If the user highlights one or more variables by Control-clicking on them, and then clicking in the blank space, the selected variable(s) will be segregated from the rest, into their own group. Or, by clicking on the left-most group, the selected variable(s) will combine with the leftmost variables to form a new group composed of the union of all those variables.


[Picture]
Figure 7.42: The graph redrawn to show the regrouping described in the text.

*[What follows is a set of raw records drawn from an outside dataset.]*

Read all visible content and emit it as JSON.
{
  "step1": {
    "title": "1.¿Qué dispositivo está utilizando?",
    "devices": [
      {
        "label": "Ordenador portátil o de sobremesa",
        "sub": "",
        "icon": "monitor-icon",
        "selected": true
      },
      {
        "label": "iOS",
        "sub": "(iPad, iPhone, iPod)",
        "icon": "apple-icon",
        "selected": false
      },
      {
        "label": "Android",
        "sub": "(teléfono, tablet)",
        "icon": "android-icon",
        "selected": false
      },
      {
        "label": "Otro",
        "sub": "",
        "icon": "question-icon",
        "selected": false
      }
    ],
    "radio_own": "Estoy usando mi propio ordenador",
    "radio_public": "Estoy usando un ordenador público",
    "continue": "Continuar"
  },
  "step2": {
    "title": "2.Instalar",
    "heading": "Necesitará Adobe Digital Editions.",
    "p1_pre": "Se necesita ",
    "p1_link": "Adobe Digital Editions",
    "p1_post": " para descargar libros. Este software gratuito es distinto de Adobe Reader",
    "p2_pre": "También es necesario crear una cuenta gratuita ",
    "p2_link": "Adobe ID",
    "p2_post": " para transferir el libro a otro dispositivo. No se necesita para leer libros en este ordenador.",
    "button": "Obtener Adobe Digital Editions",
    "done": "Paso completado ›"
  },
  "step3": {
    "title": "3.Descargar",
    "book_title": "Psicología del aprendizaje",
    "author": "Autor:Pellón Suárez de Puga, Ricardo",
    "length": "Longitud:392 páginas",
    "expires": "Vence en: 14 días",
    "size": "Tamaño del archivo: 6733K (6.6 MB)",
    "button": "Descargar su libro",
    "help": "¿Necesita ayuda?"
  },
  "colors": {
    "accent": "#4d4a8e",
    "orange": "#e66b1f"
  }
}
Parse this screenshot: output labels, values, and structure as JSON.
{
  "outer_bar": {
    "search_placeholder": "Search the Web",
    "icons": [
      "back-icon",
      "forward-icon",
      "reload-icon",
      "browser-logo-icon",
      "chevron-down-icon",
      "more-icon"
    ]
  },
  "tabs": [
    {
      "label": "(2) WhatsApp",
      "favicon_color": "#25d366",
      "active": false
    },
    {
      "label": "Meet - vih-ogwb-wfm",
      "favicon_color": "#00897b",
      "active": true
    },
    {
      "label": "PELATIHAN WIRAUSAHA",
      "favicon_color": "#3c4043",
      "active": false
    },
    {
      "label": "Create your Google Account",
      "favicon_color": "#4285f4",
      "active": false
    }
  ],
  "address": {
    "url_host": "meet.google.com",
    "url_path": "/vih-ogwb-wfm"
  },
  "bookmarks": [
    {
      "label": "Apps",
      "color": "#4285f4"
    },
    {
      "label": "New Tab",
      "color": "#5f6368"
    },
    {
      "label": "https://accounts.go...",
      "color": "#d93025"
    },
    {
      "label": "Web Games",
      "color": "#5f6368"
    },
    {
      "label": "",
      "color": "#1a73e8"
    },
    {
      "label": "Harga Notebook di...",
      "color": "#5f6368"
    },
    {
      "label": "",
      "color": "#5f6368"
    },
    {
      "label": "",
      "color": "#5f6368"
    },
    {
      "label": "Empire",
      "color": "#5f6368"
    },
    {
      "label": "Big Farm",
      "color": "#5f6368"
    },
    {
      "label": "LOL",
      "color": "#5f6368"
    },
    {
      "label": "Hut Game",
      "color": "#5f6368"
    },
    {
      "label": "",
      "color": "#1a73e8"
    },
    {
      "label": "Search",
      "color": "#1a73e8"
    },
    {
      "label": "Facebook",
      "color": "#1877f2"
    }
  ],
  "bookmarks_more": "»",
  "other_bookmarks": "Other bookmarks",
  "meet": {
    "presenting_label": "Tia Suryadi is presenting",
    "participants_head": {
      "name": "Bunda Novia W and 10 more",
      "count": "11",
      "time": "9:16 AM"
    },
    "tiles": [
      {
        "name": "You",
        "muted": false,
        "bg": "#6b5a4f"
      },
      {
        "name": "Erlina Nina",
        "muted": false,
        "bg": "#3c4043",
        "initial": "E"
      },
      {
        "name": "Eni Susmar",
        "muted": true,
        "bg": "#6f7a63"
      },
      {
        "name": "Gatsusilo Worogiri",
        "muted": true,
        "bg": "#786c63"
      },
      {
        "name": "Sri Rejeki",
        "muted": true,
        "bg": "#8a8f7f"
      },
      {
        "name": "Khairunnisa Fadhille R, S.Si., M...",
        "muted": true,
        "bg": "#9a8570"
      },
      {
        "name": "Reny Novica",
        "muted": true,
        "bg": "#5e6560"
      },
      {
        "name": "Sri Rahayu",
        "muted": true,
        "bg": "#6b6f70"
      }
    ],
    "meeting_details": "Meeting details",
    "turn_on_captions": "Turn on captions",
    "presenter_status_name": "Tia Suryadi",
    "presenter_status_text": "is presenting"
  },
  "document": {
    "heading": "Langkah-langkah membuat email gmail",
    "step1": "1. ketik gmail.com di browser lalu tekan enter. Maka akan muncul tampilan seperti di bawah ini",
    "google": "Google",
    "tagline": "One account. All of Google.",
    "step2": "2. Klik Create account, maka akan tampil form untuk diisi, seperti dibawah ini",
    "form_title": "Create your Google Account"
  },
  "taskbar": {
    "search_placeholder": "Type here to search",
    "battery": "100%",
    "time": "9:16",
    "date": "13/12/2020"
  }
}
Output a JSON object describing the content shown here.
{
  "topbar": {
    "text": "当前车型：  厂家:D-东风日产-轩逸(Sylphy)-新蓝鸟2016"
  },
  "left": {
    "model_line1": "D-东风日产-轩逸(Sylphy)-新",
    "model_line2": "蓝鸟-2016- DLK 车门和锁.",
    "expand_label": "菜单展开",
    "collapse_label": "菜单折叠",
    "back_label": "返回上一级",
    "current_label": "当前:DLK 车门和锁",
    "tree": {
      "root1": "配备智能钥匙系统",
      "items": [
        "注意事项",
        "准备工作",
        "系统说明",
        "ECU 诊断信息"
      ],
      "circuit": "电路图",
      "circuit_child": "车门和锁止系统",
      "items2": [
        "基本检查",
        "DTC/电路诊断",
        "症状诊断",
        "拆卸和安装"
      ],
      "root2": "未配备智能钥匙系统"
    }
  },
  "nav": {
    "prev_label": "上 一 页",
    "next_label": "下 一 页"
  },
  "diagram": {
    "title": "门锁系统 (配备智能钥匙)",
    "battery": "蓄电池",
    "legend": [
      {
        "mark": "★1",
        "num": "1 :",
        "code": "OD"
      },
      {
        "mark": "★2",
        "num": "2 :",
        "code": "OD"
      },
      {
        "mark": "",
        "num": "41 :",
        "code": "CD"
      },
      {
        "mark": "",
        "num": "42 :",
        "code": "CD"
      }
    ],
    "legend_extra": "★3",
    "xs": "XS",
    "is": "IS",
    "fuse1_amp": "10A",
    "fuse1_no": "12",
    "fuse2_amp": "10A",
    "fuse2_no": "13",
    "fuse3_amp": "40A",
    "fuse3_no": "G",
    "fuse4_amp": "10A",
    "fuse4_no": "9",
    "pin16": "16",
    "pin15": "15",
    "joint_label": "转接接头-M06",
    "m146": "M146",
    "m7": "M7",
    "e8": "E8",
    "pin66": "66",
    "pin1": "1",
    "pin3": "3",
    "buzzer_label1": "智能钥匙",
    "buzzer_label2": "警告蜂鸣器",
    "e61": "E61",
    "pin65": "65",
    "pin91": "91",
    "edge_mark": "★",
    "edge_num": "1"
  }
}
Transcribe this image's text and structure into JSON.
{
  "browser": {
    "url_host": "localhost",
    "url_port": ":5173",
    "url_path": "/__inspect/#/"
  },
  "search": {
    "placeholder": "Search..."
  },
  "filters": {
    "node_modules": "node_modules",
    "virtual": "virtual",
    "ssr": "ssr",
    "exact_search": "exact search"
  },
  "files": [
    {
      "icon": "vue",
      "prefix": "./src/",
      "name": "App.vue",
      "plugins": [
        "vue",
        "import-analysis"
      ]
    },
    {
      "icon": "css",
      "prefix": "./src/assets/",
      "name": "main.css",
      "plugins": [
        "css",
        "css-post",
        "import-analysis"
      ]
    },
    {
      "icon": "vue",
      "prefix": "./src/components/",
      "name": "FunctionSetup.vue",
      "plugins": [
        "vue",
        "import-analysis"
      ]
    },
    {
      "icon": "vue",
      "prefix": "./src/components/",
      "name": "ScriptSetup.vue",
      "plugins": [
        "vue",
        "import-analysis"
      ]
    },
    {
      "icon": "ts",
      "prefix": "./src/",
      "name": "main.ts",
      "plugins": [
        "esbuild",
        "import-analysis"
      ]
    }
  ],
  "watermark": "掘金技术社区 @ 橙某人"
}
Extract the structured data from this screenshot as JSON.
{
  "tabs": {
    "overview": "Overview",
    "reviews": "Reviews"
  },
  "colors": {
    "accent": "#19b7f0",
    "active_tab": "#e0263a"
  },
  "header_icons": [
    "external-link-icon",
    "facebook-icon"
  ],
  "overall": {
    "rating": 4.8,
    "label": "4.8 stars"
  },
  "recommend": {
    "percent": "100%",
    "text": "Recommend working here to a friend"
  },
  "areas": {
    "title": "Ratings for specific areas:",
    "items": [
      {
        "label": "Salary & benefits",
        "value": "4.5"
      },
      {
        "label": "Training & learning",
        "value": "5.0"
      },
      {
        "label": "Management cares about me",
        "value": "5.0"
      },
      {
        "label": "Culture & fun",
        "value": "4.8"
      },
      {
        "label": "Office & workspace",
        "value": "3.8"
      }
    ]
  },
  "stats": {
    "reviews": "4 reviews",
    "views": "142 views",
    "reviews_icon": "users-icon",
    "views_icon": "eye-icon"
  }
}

After selecting 1_2 and then clicking in a blank space the 1_2 value makes a new group, as shown in Fig. 7.42.


[Picture]
Figure 7.43: Here we have joined 2_2 and 1_2 together.

Here are the details:

To select the categorical predictor values to regroup:

  • Left-click once on a vertical bar to select one categorical value; OR
  • Hold down Ctrl while clicking on the desired values to select/de-select one or more non-contiguous values; OR
  • Left-click on the first value, then Shift click on the last value in a range to select a linear range of consecutive values.

To place the selected value(s) into an existing group:

  • Click on the existing group.

To place the selected value(s) into a new group:

  • Left-click on empty space between groups

To reclassify one value:

  • Click and hold the value.
  • Drag it over to either another group or an empty space between groups, and release the button there.